More details and additional analysis may be found in: our 2012 paper Baby Boom Retirees and Florida’s Job Structure; Tougher Choices, a report we authored recently released by the LeRoy Collins Institute; and Diversifying Florida’s Economy Through Local Economic Development, a report recently released by Florida TaxWatch.

 

[1] An area’s economic base comprises the industries, firms, and workers in the area that compete with producers from other areas for sales. We might think of these as export firms, though their exports may flow to other areas within the same country rather than across international boundaries, and the area may be a net importer of the particular goods in the end. Other firms and workers provide local goods and services to support the base.

[2] Florida has long attracted enough in-migrants to grow faster than the nation. This means construction and other growth related economic activity has been very important. However, the population growth rate and the corresponding share of economic activity will be somewhat smaller in the future.

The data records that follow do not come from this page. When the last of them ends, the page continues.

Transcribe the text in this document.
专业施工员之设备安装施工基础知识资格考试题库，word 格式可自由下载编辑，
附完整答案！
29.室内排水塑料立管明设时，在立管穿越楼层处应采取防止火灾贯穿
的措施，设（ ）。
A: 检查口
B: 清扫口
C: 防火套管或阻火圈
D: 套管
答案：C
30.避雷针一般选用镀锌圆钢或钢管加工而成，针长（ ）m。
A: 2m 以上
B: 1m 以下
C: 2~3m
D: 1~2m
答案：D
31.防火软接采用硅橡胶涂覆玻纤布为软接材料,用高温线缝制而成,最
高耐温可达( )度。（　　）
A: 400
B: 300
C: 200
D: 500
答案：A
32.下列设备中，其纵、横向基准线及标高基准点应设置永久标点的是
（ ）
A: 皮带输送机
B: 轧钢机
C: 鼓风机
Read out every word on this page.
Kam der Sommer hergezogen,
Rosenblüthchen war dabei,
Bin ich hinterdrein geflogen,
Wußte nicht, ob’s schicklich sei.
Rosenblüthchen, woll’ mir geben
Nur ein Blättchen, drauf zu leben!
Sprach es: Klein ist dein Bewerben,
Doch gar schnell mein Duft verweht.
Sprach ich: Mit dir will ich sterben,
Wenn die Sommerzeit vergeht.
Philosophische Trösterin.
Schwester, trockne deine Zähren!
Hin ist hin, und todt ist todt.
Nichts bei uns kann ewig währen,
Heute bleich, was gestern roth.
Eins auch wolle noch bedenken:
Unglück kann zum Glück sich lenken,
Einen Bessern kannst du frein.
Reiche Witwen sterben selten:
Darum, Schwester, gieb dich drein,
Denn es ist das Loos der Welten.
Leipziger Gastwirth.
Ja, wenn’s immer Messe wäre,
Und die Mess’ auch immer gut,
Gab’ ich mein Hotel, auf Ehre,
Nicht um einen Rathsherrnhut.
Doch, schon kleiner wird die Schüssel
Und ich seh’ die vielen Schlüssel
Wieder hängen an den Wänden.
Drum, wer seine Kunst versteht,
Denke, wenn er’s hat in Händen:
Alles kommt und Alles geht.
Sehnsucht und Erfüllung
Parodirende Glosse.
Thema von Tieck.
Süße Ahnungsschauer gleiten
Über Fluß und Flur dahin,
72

[3] For discussion and evidence regarding the effect of recent elderly in-migrants on school funding see Deborah Fletcher’s 2002 paper “It takes a village? Intergenerational conflict and cooperation in education expenditures,” Michael Berkman and Eric Plutzer’s 2004 paper “Gray peril or loyal support? The effects of the elderly on education expenditures,” and Deborah Fletcher and Larry Kenny’s 2008 paper “The Influence of the Elderly on School Spending in a Median Voter Framework.”

[4] For more details on the index, see our paper Low, Declining, Polarizing: Job Skill in Florida.

[5] The difference for the state as a whole is somewhat smaller, since non MSA skill differences are smaller.